GRPO Loss
Group Relative Policy Optimization (GRPO) and its variants implement policy gradient losses with PPO-style clipping and KL regularization.
GRPOLoss
The standard GRPO loss with importance sampling, PPO clipping, and optional KL penalty.
from twinkle.loss import GRPOLoss
loss_fn = GRPOLoss(
clip_range=0.2,
beta=0.01, # KL penalty coefficient
)
model.set_loss(loss_fn)
Parameters:
clip_range: PPO clipping range for importance weights (default: 0.2)beta: KL divergence penalty coefficient. Set to 0 to disable KL regularization
The loss handles both standard batches and packed sequences (detected via position_ids). It computes per-token importance weights, applies PPO clipping, and optionally adds a KL penalty term against the reference policy.
Variants
Twinkle provides several GRPO variants:
GSPOLoss
Sequence-level importance sampling variant that computes importance weights at the sequence level rather than token level.
from twinkle.loss import GSPOLoss
loss_fn = GSPOLoss(clip_range=0.2, beta=0.01)
SAPOLoss
Soft-gated Advantage Policy Optimization applies a sigmoid gate on the advantage to control the optimization direction.

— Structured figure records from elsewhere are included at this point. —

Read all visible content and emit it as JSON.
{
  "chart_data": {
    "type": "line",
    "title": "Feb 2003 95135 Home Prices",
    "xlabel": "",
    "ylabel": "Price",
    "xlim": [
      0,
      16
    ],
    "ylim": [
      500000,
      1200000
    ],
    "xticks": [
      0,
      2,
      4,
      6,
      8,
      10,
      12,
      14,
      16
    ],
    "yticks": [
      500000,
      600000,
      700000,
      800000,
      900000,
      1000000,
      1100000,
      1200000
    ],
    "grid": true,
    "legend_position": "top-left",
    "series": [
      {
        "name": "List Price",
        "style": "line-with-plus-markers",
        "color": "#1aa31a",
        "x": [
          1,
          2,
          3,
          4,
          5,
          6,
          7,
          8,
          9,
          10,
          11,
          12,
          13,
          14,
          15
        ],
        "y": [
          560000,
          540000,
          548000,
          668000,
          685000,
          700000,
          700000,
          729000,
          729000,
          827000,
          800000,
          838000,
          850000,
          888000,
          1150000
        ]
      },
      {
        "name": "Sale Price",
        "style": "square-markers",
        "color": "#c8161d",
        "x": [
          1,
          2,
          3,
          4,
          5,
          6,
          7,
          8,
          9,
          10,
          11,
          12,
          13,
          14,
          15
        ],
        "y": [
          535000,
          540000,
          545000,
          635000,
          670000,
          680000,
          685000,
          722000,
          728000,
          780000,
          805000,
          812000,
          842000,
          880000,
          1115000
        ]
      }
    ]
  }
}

from twinkle.loss import SAPOLoss
loss_fn = SAPOLoss(clip_range=0.2, beta=0.01, tau=1.0)
CISPOLoss
Clipped Importance Sampling Policy Optimization applies explicit clipping to importance weights before multiplying with advantages.
from twinkle.loss import CISPOLoss
loss_fn = CISPOLoss(clip_range=0.2, beta=0.01)
BNPOLoss
Batch-Normalized Policy Optimization normalizes per-token loss across the batch before aggregation.
from twinkle.loss import BNPOLoss
loss_fn = BNPOLoss(clip_range=0.2, beta=0.01)
DRGRPOLoss
Dynamic Ratio GRPO with fixed normalization that uses a fixed denominator for importance weight computation.
from twinkle.loss import DRGRPOLoss
loss_fn = DRGRPOLoss(clip_range=0.2, beta=0.01)
All GRPO variants share the same base pipeline for packed-sequence handling, log-probability alignment, and KL penalty computation. They differ primarily in how importance weights and advantages are combined.